La ministre d’État, ministre des Affaires étrangères et de la coopération internationale, Kaba Nialé, a ouvert ce lundi à la Primature, les travaux de la Revue sectorielle 2025 du Contrat de désendettement et de développement (C2D).
C’est au nom du Premier ministre ivoirien Robert Mambé que Kaba Nialé a lancé les travaux de la revue 2025 du C2D, qui réunissent, du 13 au 15 avril, l’ensemble des parties prenantes. Ce rendez-vous de trois jours marque une étape décisive dans l’exécution du C2D.
La Côte d’Ivoire a bénéficié en juin 2012 d’un allègement de sa dette de 2 502 milliards Fcfa de la part de la France dans le cadre de l’Initiative PPTE, dont 600 milliards Fcfa en annulation sèche et 1902 milliards Fcfa convertis en Contrat de désendettement et de développement (C2D), objet de trois contrats successifs.
Le C2D 1, signé le 1er décembre 2012 pour un montant de 413,25 milliards FCFA, a été exécuté sur la période 2012-2015. Le C2D 2 a été conclu le 3 décembre 2014 pour une valeur de 737,95 milliards FCFA (2014-2020). Le C2D 3, scellé le 27 octobre 2021 pour 750,77 milliards FCFA, s’étend sur la période 2021-2027
Ces fonds couvrent neuf secteurs de concentration : Éducation, formation, emploi, santé, agriculture-développement rural-biodiversité, développement urbain-eau-assainissement, infrastructures de transport, justice, sécurité, gouvernance financière, industries culturelles et créatives.
La ministre d’État, ministre des Affaires étrangères, Kaba Nialé, a profité de cette tribune pour dresser un bilan éloquent des réalisations des deux premiers C2D. Les chiffres témoignent d’une transformation profonde des secteurs sociaux de base.
Au niveau de l’éducation, les résultats ressortent 70,6 milliards FCFA investis pour la construction de 130 collèges, 110 écoles primaires et 1 300 classes, offrant un accès à l’école à plus de 70 000 enfants en zone rurale.
Elle a souligné que sur le plan de la santé, 106 milliards FCFA ont été injectés, permettant la remise à niveau de 20 % du parc hospitalier national et la réhabilitation de 70 dispensaires. En outre, 112 milliards FCFA ont été investis pour l’accès à l’eau potable, bénéficiant à 30 000 nouveaux ménages.

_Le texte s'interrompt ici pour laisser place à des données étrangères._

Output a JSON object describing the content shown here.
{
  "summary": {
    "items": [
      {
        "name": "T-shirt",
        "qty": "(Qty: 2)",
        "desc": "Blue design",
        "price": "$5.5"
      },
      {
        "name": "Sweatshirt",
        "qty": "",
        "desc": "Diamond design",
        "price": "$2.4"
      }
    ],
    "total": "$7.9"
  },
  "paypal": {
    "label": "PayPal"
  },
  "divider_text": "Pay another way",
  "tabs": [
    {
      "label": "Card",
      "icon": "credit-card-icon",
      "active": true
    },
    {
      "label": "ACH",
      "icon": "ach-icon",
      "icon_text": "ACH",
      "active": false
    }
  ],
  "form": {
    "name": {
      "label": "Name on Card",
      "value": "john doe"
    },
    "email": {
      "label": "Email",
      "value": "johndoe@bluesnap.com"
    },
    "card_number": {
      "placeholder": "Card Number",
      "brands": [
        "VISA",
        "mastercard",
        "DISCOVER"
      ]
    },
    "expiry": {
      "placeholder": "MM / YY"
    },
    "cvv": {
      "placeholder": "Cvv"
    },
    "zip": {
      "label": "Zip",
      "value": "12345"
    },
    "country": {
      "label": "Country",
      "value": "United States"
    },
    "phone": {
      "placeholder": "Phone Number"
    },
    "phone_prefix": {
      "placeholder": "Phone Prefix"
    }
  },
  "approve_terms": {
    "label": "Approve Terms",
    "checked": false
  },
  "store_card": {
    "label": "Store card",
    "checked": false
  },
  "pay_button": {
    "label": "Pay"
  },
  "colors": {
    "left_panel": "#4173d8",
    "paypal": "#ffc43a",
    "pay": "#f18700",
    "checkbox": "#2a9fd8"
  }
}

Le volet routier, avec un investissement de 225 milliards FCFA, a transformé la mobilité locale avec 410 Km de pistes rurales réhabilitées, 540 Km de routes traitées, permettant de désenclaver des zones de production et de faciliter le transport des personnes et des biens.
Selon Léa Djatti Daté, coordonnatrice du secrétariat technique du C2D, le projet entre désormais dans « sa dernière étape et va vers la clôture du programme ». Sur le montant global, l’État de Côte d’Ivoire a déjà remboursé 1 741,73 milliards FCFA, soit un taux d’exécution financière de 91,57 %.
Il ne reste que 160,27 milliards FCFA à honorer pour clore définitivement ce chapitre du désendettement. Si les deux premiers contrats sont quasi achevés sur le terrain, à l’exception de cinq projets prorogés jusqu’en 2027, le C2D 3 (750,77 milliards FCFA) poursuit son déploiement avec une forte part d’appuis budgétaires (47%).
L’ambassadeur de France en Côte d’Ivoire, Jean-Christophe Belliard, s’est félicité de la réussite de ce modèle de coopération qui a produit des « résultats tangibles et mesurables ». Pour le diplomate, cette revue sectorielle n’est pas seulement une heure de bilan, mais un espace pour « se projeter ensemble vers l’avenir du partenariat entre la France et la Côte d’Ivoire ».
Alors que le C2D s’apprête à tirer sa révérence, l’enjeu majeur sera désormais la pérennisation et la valorisation des acquis pour garantir que les infrastructures construites continuent de transformer durablement le quotidien des populations en Côte d’Ivoire.